Lebih lanjut, BCA menerangkan bahwa setelah sukses melaksanakan IPO pada tahun 2000, harga saham BBCA secara alami terbentuk berdasarkan mekanisme pasar yang transparan. Kemudian, pada saat proses strategic private placement berlangsung, nilai pasar BCA berdasarkan rata-rata harga saham di Bursa Efek Indonesia berada di kisaran Rp10 triliun. Angka inilah yang kemudian menjadi acuan valuasi yang sah selama transaksi akuisisi, bukan angka Rp117 triliun seperti yang dituduhkan.
Dengan demikian, ditegaskan oleh BCA, nilai akuisisi 51% saham oleh konsorsium FarIndo yang berhasil memenangkan tender adalah cerminan akurat dari kondisi pasar yang berlaku kala itu. Proses tender sendiri, yang diselenggarakan oleh Pemerintah Republik Indonesia melalui Badan Penyehatan Perbankan Nasional (BPPN), telah dilaksanakan secara transparan dan akuntabel, memastikan integritas seluruh prosedur.
: Diterpa Isu Bakal Diakuisisi Danantara, Saham Bank BCA (BBCA) Anjlok
Selain bantahan soal akuisisi, manajemen bank swasta terbesar di Tanah Air ini juga menepis informasi mengenai dugaan utang BCA kepada negara senilai Rp60 triliun yang katanya diangsur Rp7 triliun setiap tahunnya. Informasi tersebut, menurut BCA, juga tidak benar dan menyesatkan. Dalam laporan neraca, BCA justru tercatat memiliki aset berupa obligasi pemerintah senilai Rp60 triliun. Seluruh aset obligasi ini telah diselesaikan sepenuhnya pada tahun 2009, sesuai dengan ketentuan dan hukum yang berlaku, membuktikan tidak adanya kewajiban utang kepada negara.
Saham BBCA
Di tengah klarifikasi isu-isu yang beredar, saham BBCA justru menunjukkan pergerakan yang kurang menguntungkan di pasar. Pada perdagangan kemarin, Selasa, 19 Agustus 2025, BBCA mengalami penurunan paling signifikan dibandingkan dengan bank-bank besar lainnya seperti PT Bank Rakyat Indonesia Tbk. (BBRI), PT Bank Mandiri Tbk. (BMRI), dan PT Bank Negara Indonesia Tbk. (BBNI). Penurunan ini menarik perhatian investor dan pelaku pasar.
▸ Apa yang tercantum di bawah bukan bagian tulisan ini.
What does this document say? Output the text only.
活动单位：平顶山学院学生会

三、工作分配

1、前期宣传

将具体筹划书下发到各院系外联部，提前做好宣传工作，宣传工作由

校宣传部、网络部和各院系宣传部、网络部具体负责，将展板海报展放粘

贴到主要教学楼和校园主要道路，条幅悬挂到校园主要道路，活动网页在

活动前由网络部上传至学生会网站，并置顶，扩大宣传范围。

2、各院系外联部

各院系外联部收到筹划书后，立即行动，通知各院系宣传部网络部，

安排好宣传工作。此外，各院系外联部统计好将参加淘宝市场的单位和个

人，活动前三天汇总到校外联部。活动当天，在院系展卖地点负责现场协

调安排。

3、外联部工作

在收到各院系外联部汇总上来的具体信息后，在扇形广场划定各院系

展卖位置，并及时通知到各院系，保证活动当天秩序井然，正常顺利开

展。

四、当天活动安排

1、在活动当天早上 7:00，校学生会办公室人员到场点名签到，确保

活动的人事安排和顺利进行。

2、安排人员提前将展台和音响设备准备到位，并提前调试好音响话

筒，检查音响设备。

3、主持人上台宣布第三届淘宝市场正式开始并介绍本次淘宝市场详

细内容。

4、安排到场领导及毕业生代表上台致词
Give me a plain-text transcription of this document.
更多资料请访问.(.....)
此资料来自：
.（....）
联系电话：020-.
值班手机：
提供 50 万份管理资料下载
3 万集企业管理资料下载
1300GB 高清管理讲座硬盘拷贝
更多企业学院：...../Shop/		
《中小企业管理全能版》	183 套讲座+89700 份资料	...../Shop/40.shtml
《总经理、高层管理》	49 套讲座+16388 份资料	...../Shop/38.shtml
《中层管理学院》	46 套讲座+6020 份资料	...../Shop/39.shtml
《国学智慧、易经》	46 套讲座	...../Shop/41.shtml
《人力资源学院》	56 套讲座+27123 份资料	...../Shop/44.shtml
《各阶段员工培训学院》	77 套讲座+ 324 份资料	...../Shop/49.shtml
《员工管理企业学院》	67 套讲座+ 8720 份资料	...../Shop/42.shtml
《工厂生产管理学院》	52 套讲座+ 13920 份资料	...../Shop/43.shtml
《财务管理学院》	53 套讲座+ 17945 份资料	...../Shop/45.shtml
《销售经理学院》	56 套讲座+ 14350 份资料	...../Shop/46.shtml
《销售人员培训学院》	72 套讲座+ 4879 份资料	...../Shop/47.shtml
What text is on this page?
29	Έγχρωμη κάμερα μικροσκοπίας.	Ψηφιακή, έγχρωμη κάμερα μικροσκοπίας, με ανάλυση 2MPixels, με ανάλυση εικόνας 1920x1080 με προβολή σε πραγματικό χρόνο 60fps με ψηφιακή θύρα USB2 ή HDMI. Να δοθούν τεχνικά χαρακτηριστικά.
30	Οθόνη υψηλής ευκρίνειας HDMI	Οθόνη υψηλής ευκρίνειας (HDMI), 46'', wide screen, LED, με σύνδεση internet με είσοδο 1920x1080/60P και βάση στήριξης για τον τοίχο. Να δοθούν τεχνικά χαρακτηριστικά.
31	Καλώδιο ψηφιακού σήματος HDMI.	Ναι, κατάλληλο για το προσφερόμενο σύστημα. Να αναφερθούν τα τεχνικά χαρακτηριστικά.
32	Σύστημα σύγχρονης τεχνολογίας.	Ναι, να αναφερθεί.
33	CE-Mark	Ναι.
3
Secara spesifik, saham Bank Central Asia tercatat anjlok sebesar 2,30% dan ditutup pada level Rp8.500 per saham pada penutupan perdagangan. Diikuti oleh PT Bank Rakyat Indonesia Tbk. (BBRI) yang juga mengalami koreksi sebesar 1,94%, berakhir di level Rp4.040 per saham. Penurunan serupa juga dialami oleh saham-saham perbankan raksasa lainnya.
PT Bank Mandiri Tbk. (BMRI) mencatat penurunan sebesar 1,03%, ditutup pada level Rp4.800 per saham. Sementara itu, PT Bank Negara Indonesia Tbk. (BBNI) mengalami koreksi paling kecil di antara keempatnya, yaitu sebesar 0,92% menjadi Rp4.330 per saham. Pergerakan ini mengindikasikan adanya sentimen negatif yang memengaruhi sektor perbankan secara umum, dengan BBCA sebagai salah satu yang paling terdampak.
Bank Central Asia Tbk. – TradingView
Menanggapi anjloknya saham BBCA, Investment Analyst Ekky Topan memberikan pandangannya. Menurut Ekky, penurunan ini lebih dominan dipicu oleh sentimen dari berbagai isu yang beredar luas di pasar. Di antaranya adalah wacana mengenai kemungkinan pengambilalihan kembali 51% saham BBCA oleh pemerintah, serta sorotan publik yang intensif terkait kasus penyebutan rekening pribadi artis tanpa izin, yang sedikit banyak menyeret reputasi bank.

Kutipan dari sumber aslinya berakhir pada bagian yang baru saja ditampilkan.